GO ASK ALICE “Alice In Wonderland”, reviewed
by Gregory A. Butler
Back in 1985, cartoonist Alison Bechdel came up with a simple test to determine if a film was pro feminist; 1) It has to have at least two women in it, 2) who talk to each other, 3) about something besides a man.
Sadly, many Hollywood blockbusters fail the Bechdel Test.
But Tim Burton’s “Alice In Wonderland” is NOT one of those films – it passes the test with flying colors.
That unique auteur and screenwriter Linda Wolverton updated Lewis Carol’s famed stories, “Alice’s Adventures in Wonderland” and “Through the Looking Glass”, to have Alice Kingsleigh (young and very talented Australian actor Mia Wasikowska) returning to Wonderland 13 years after her original adventures.
Alice is 19 now (unmarried and, by the reactionary standards of the day, virtually an “old maid” doomed to a life of spinsterhood), but, at the elaborate stiff Victorian garden party where she was supposed to announce her engagement to some lame upper class guy, the White Rabbit (the voice of Michael Sheen) comes to her rescue and leads her back down the rabbit hole.
Alice (who throughout most of the film thinks this is one long dream) revisits the sites of her childhood adventures – in front of a truly amazing part live action part CGI backdrop channeled straight from the wild imagination of the great Tim Burton – but with a whole new adult twist.
Every step of the way, Alice is challenging the straightjacket (or more accurately, corset) that suffocated the will and imagination of women in 19th century England – symbolized in part by the frantic effort of all the characters to cover her nude body when her size changes and she outgrows – or outshrinks – her outfits.

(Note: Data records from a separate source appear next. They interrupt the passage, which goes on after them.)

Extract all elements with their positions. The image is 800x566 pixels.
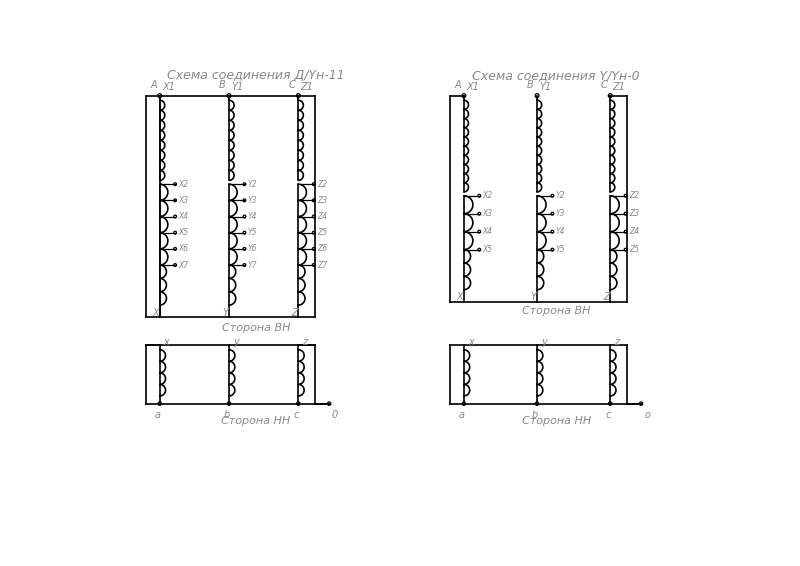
Text: Схема соединения Y/Yн-0: Схема соединения Y/Yн-0 xyxy=(473,69,640,82)
Text: Z2: Z2 xyxy=(317,179,327,188)
Text: X3: X3 xyxy=(178,196,188,205)
Text: a: a xyxy=(458,410,465,420)
Text: Z3: Z3 xyxy=(317,196,327,205)
Text: Z1: Z1 xyxy=(301,82,314,92)
Text: Z5: Z5 xyxy=(317,228,327,237)
Text: y: y xyxy=(541,337,546,346)
Text: X3: X3 xyxy=(482,209,493,218)
Text: A: A xyxy=(150,80,157,90)
Text: a: a xyxy=(154,410,161,420)
Text: o: o xyxy=(644,410,650,420)
Text: X: X xyxy=(153,308,159,318)
Text: 0: 0 xyxy=(331,410,338,420)
Text: c: c xyxy=(606,410,610,420)
Text: Z: Z xyxy=(603,293,610,302)
Text: B: B xyxy=(527,80,534,90)
Text: x: x xyxy=(468,337,474,346)
Text: Z: Z xyxy=(291,308,298,318)
Text: Сторона НН: Сторона НН xyxy=(522,417,591,426)
Text: Схема соединения Д/Yн-11: Схема соединения Д/Yн-11 xyxy=(167,69,345,82)
Text: Y2: Y2 xyxy=(555,191,565,200)
Text: X1: X1 xyxy=(466,82,479,92)
Text: Y1: Y1 xyxy=(539,82,552,92)
Text: C: C xyxy=(289,80,295,90)
Text: Y7: Y7 xyxy=(247,260,257,269)
Text: Сторона ВН: Сторона ВН xyxy=(222,323,290,333)
Text: X5: X5 xyxy=(178,228,188,237)
Text: A: A xyxy=(454,80,461,90)
Text: Y3: Y3 xyxy=(555,209,565,218)
Text: Z7: Z7 xyxy=(317,260,327,269)
Text: Y5: Y5 xyxy=(555,245,565,254)
Text: Y4: Y4 xyxy=(247,212,257,221)
Text: Y4: Y4 xyxy=(555,227,565,236)
Text: Z3: Z3 xyxy=(629,209,639,218)
Text: Z6: Z6 xyxy=(317,245,327,254)
Text: Z5: Z5 xyxy=(629,245,639,254)
Text: Сторона ВН: Сторона ВН xyxy=(522,306,590,316)
Text: Y: Y xyxy=(222,308,228,318)
Text: y: y xyxy=(233,337,238,346)
Text: x: x xyxy=(163,337,170,346)
Text: X5: X5 xyxy=(482,245,493,254)
Text: b: b xyxy=(224,410,230,420)
Text: z: z xyxy=(302,337,307,346)
Text: Z1: Z1 xyxy=(613,82,626,92)
Text: Z4: Z4 xyxy=(629,227,639,236)
Text: X7: X7 xyxy=(178,260,188,269)
Text: X2: X2 xyxy=(482,191,493,200)
Text: c: c xyxy=(294,410,298,420)
Text: Y1: Y1 xyxy=(231,82,244,92)
Text: X4: X4 xyxy=(482,227,493,236)
Text: X4: X4 xyxy=(178,212,188,221)
Text: Сторона НН: Сторона НН xyxy=(222,417,290,426)
Text: X1: X1 xyxy=(162,82,175,92)
Text: X: X xyxy=(457,293,463,302)
Text: C: C xyxy=(600,80,607,90)
Text: Y6: Y6 xyxy=(247,245,257,254)
Text: Y3: Y3 xyxy=(247,196,257,205)
Text: X6: X6 xyxy=(178,245,188,254)
Text: Z2: Z2 xyxy=(629,191,639,200)
Text: X2: X2 xyxy=(178,179,188,188)
Text: z: z xyxy=(614,337,619,346)
Text: Y5: Y5 xyxy=(247,228,257,237)
Text: b: b xyxy=(532,410,538,420)
Text: Y: Y xyxy=(530,293,536,302)
Text: Z4: Z4 xyxy=(317,212,327,221)
Text: Y2: Y2 xyxy=(247,179,257,188)
Text: B: B xyxy=(219,80,226,90)
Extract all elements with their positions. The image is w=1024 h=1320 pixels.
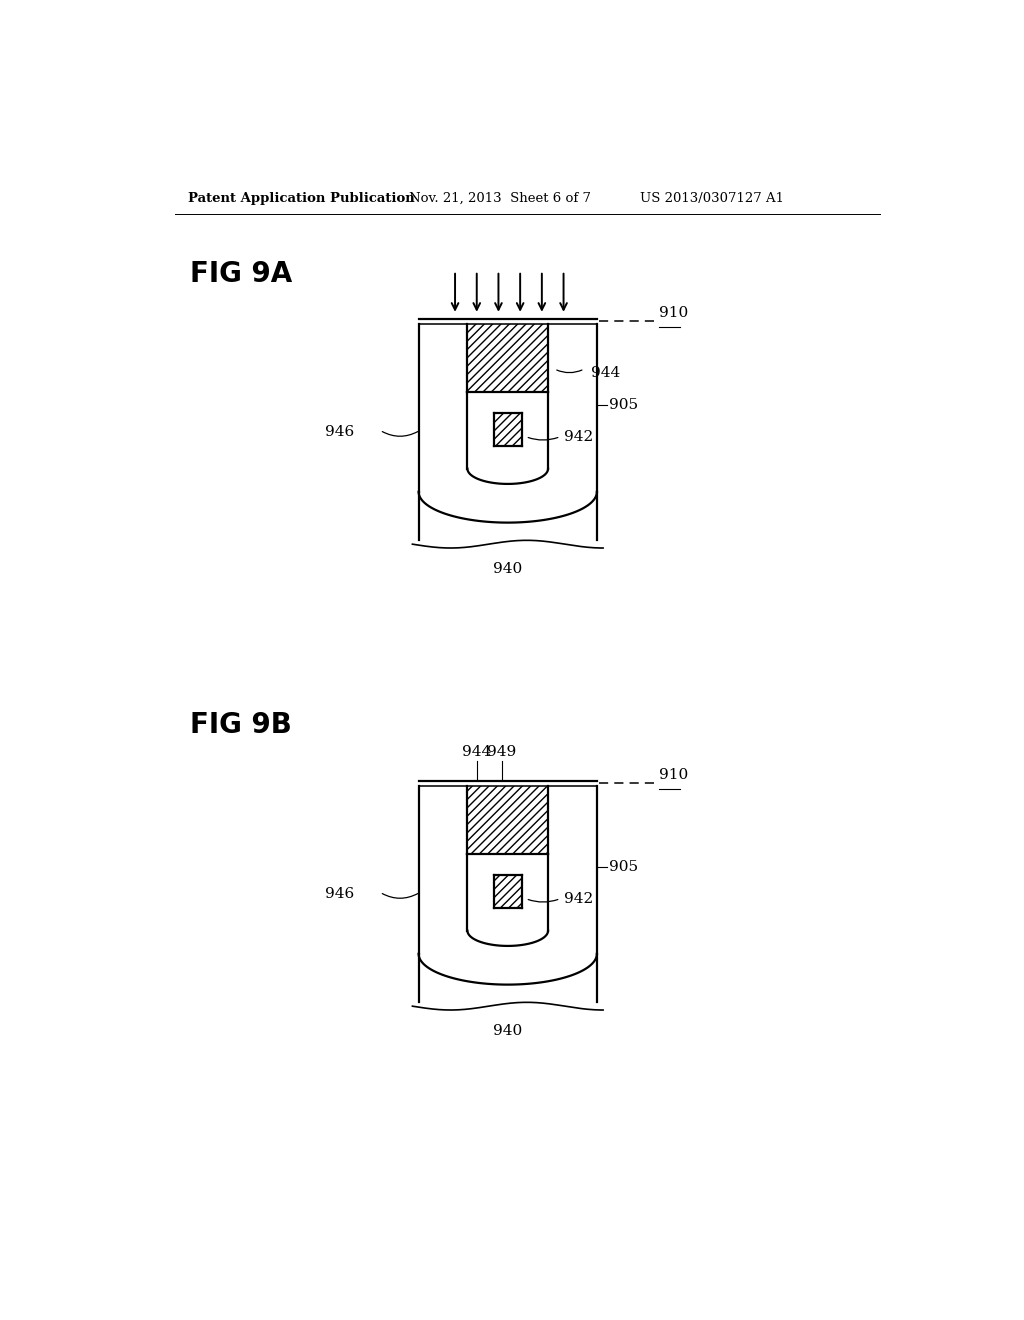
- Text: 910: 910: [658, 306, 688, 321]
- Text: 940: 940: [494, 562, 522, 576]
- Text: Nov. 21, 2013  Sheet 6 of 7: Nov. 21, 2013 Sheet 6 of 7: [409, 191, 591, 205]
- Text: 942: 942: [564, 891, 594, 906]
- Text: US 2013/0307127 A1: US 2013/0307127 A1: [640, 191, 783, 205]
- Text: 944: 944: [591, 366, 620, 380]
- Text: 910: 910: [658, 768, 688, 783]
- Bar: [495, 875, 521, 907]
- Text: 905: 905: [609, 397, 638, 412]
- Text: 905: 905: [609, 859, 638, 874]
- Bar: [468, 325, 548, 391]
- Bar: [468, 787, 548, 853]
- Text: FIG 9A: FIG 9A: [190, 260, 292, 288]
- Text: 944: 944: [462, 744, 492, 759]
- Text: 946: 946: [325, 887, 354, 900]
- Text: 949: 949: [487, 744, 516, 759]
- Bar: [495, 413, 521, 445]
- Text: 942: 942: [564, 429, 594, 444]
- Text: 946: 946: [325, 425, 354, 438]
- Text: Patent Application Publication: Patent Application Publication: [188, 191, 415, 205]
- Text: 940: 940: [494, 1024, 522, 1038]
- Text: FIG 9B: FIG 9B: [190, 711, 292, 739]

The film climaxes with Alice becomes her own “knight in shining armor”, becomes the champion of the White Queen (Anne Hathaway) and takes on Jabberwocky (the voice of the great Christopher Lee), the monster of the evil Red Queen (Helena Bonham Carter with an unbelievable makeup job).
In the end, despite the pleas of the Mad Hatter (Johnny Depp) that she stay on, Alice returns home, ready to forge an independent path in live in an era when respectable young ladies just didn’t do that!
All in all, Alice In Wonderland is an amazing film – right up there with Tim Burton’s best – and, in an age when women are still second class citizens in the motion picture world, it shows that you can make a film about women where it isn’t all about husband hunting – yes, the ladies can be adventurers and heroes too!
On a scale of 1 to 10 (one is unwatchably bad – 10 is incredibly awesome) I give Alice In Wonderland a 9.96
Also, if you live in the greater New York City metropolitan area, I urge you to get down to the Museum of Modern Art before April 26, to see the Tim Burton exhibition. It’s a retrospective of his career from childhood, through his years at Disney right up to Alice In Wonderland it has to be seen to be believed.
It’s only $ 20 bucks and, because so many folks want to see it, you’ll have to register for tickets online: http://www.moma.org/visit/calendar/exhibitions/313 but you owe it to yourself to check it out!
A few quick thoughts on the 82nd Academy Awards (or at least the Big Six – do you really care about the other Oscars?):
ACTRESS IN A SUPPORTING ROLE: as much as I like Mo’Nique as an actress, “Precious” is a deeply racist and offensive film (all the moreso because African Americans produced and directed this vile piece of poverty porn that demonized poor African Americans so harshly) so I really cannot support her here.
ACTOR IN A SUPPORTING ROLE: “Inglorious Basterds” was an amazing film, and Christoph Weitz did a great job playing the Nazi villain role. This Austrian TV actor – in his first major English speaking role – did the job and did it well, he deserves the statuette.
ACTRESS IN A LEADING ROLE: my objection is the same as with Mo’Nique – Sandra Bullock is a great performer, but “The Blind Side” was a very racist movie, so I can’t support her here.
ACTOR IN A LEADING ROLE: Jeff Bridges was good in “Crazy Heart”, but George Clooney was far superior in “Up in the Air” – Clooney should have been the one with the little statue.
DIRECTOR: Katheryn Bigelow (“The Hurt Locker”) made history as the first woman director to ever get the statuette (and that’s kind of pathetic that it took this long) – AND she beat out her ex husband, James Cameron (“Avatar”)!
And just a few seconds later…
BEST PICTURE: …”The Hurt Locker” beat “Avatar” and 8 other pictures – and it deserved it, a simple story about men and war – showing the triumphs and tears of 3 US Army bomb disposal technicians in Baghdad. I’m actually happier that “Avatar” lost – yeah, it made more money, but as an artwork it’s all big bucs and technology, at the expense of character development, plot and storyline.
Big ups to Ms Bigelow – and to all the other winners.